Ces effets ne se limitent pas aux cas d'abus graves. Ils existent aussi lorsqu'on inflige une punition comme la fessée, qui est souvent considérée comme une agression mineure.

Il ne peut y avoir de démonstration plus claire de la nécessité de protéger les enfants contre les agressions physiques que la montagne de preuves et de témoignages sur les effets néfastes des châtiments corporels et des autres moyens agressifs de « corriger les enfants » que l'on retrouve dans le rapport de la Commission de vérité et réconciliation, sous forme de descriptions détaillées et souvent aussi atrocement douloureuses que nécessaires.

En demandant l'abrogation de l'article 43, la Commission de vérité et réconciliation nous montre le rôle des châtiments corporels et de la croyance qu'ils devraient pouvoir être infligés aux enfants en toute impunité dans la perpétuation des sévices qui ont marqué les pensionnats autochtones.

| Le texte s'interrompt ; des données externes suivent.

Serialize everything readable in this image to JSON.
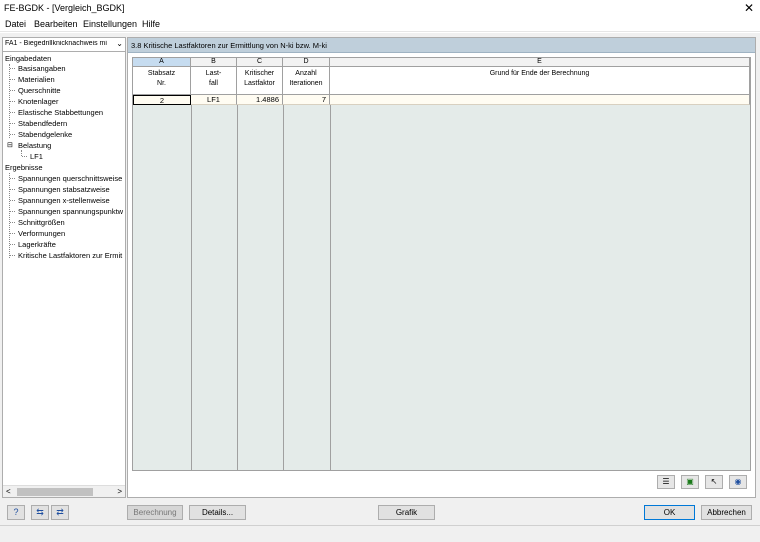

Les traumatismes vécus pendant l'enfance par les rescapés du système de pensionnats autochtones du Canada se sont répercutés de génération en génération. Ils ont continué d'avoir des conséquences néfastes, voire dévastatrices dans les familles et les collectivités.

Depuis la décision de la Cour suprême, en 2004, mes enfants sont devenus des adultes. Leur génération a grandi sans qu'aucun progrès ne soit réalisé dans le droit pénal. Le cycle de la violence engendré par les châtiments corporels infligés aux enfants perdure.

Les enfants du passé, du présent et du futur méritent que nous remédiions au vide juridique qui nous amène à fermer les yeux sur les agressions physiques contre les enfants. Il est temps d'entendre l'appel de la Commission de vérité et réconciliation, du Comité des droits de l'enfant des Nations Unies, du Centre hospitalier pour enfants et des organismes qui sont près de 600 à avoir signé la déclaration commune. Il est plus que temps, chers amis et collègues, d'abroger l'article 43 pour qu'enfin, les enfants soient pleinement protégés contre les agressions physiques. Merci, thank you, meegwetch.